The sport houses of Cempaka Schools
| Beruang | Harimau | Helang | Seladang |
|---|---|---|---|
| Blue and Gold Victory | Eye Of The Tiger | Rumah Helang Gagah Perkasa | Hot To Go! |

===Physical education===
The sports curriculum includes physical education (individual and team sports, athletics, outdoor activities), swimming, gymnastics, and dance. In addition, students may choose to participate in the co-curricular activities offered during, after school or on the weekends.

===Co-curricular activities===
Cempaka offers a wide and extensive range of co-curricular activities during school hours (for primary), after-school (for pre-school, primary and secondary), and on the weekends. Some of the CCA are: Football, Handball, Netball, Badminton, Swimming, Fencing, Table Tennis, Basketball, Gymnastics, Taekwondo, Ultimate Frisbee, Chess, Robotics, Coding, Public Speaking, Competitive debating, and others.

Cempaka School actively participates in ISSAM (International School Sports Association Malaysia) and MSSWPKL Inter-School competitions as well as other national and international tournaments.

===GCSE Physical Education===
Pearson Edexcel GCSE Physical Education is an elective subject offered to Year 10 and Year 11 students in Cempaka International School Damansara Heights who are passionate about sports or considering a career in the sports industry. The 2-years course of study is a simplified Sport Science course, adapted for high school students.

===Expeditions===
Alongside the single-day field trips, Cempaka offers six different levels of multi-day trips called "Expeditions" both within Malaysia and Internationally. The expeditions are an integral part of the Cempaka Awards Scheme, a programme consisting of eight sections (Community service, School events, Sports, Skills, Academic arena, Society, Expeditions, and Life-saving), designed towards well-rounded development.

====Primary School Expeditions====
1. Campori
2. Junior Heritage Camp

====Secondary School Expeditions====
1. Bronze Expedition
2. Silver Expedition
3. Gold Expedition
4. Platinum Expedition

==Notable achievements==
===Academic===
In 2021 the school has reported 58% A*s, 79% A*As, 91% A*AB, and 100% passes in IGCSE as well as 80% A*As in A-Level examinations and an average of 41 out of 45 points in the International Baccalaureate.

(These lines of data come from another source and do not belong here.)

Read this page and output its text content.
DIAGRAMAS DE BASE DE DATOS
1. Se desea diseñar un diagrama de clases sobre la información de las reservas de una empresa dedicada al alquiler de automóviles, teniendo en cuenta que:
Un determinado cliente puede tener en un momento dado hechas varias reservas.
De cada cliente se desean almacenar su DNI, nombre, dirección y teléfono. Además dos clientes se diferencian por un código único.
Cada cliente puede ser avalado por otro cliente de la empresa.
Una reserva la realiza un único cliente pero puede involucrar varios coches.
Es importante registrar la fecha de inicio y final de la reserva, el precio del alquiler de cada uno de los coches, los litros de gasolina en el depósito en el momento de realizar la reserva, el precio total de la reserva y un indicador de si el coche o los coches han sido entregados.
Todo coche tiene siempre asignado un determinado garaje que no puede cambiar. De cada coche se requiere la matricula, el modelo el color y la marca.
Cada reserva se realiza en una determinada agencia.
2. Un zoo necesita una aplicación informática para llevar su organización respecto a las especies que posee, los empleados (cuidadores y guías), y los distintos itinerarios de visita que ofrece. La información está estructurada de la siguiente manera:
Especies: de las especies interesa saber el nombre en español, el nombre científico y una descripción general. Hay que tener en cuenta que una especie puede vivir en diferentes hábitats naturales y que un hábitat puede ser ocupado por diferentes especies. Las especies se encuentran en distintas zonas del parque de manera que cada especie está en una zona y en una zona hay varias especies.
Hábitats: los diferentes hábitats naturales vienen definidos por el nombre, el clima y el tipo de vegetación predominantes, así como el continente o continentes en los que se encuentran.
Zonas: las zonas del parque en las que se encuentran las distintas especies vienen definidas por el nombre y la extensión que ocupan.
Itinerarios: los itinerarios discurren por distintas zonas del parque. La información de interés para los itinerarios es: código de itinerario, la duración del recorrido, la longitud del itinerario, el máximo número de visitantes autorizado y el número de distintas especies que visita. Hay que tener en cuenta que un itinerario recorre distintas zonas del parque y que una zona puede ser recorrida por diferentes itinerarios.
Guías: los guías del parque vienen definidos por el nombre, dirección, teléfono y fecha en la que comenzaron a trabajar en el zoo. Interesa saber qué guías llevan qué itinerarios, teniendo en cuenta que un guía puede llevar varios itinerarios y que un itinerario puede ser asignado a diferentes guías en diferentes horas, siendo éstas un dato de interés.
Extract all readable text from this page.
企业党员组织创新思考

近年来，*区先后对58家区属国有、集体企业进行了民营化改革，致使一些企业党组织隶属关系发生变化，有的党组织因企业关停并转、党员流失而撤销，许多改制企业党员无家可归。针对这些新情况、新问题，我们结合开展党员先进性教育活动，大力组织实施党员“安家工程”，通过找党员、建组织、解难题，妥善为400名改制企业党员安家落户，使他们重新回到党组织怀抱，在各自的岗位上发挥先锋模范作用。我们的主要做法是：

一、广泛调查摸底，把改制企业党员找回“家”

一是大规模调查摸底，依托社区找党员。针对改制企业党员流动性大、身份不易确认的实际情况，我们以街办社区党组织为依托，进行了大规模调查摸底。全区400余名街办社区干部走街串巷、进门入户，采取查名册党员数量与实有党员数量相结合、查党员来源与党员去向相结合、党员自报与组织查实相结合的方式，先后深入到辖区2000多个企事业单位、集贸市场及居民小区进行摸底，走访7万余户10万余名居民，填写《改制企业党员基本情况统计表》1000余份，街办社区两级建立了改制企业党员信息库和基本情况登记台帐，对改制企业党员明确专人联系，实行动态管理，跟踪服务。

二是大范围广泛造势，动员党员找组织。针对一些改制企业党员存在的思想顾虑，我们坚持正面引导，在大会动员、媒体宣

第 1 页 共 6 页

In the World Education Games, a global online event with a total participation of 5.9 million students, Cempaka Schools Malaysia has 9 world trophies in three categories - literacy, mathematics, and science, both in the individual events and as a school.

===Sports===
A record-breaking UIPM Laser-run event was held in 2018 at Cempaka Cheras to mark the school's 35th anniversary. With a total of 636 participants, this is the largest laser-run event in the world.

===Performing arts===
Cempaka Performing Arts Company (CPAC) was established in 2000 to manage the performing arts curriculum of Cempaka Schools. Cempaka schools has provided a well-structured curriculums for students by incorporating music, dance and theatre. Students are given opportunity to be involved in recorded performances and to perform on live shows. In 2017, Cempaka was recognized by The Malaysia Book of Records for being the first school to stage an original musical at a professional level for producing Alice's Wonderland by Cempaka Performing Arts Company (est. 2000). CPAC has also won numerous awards from Boh Cameronian Arts Awards.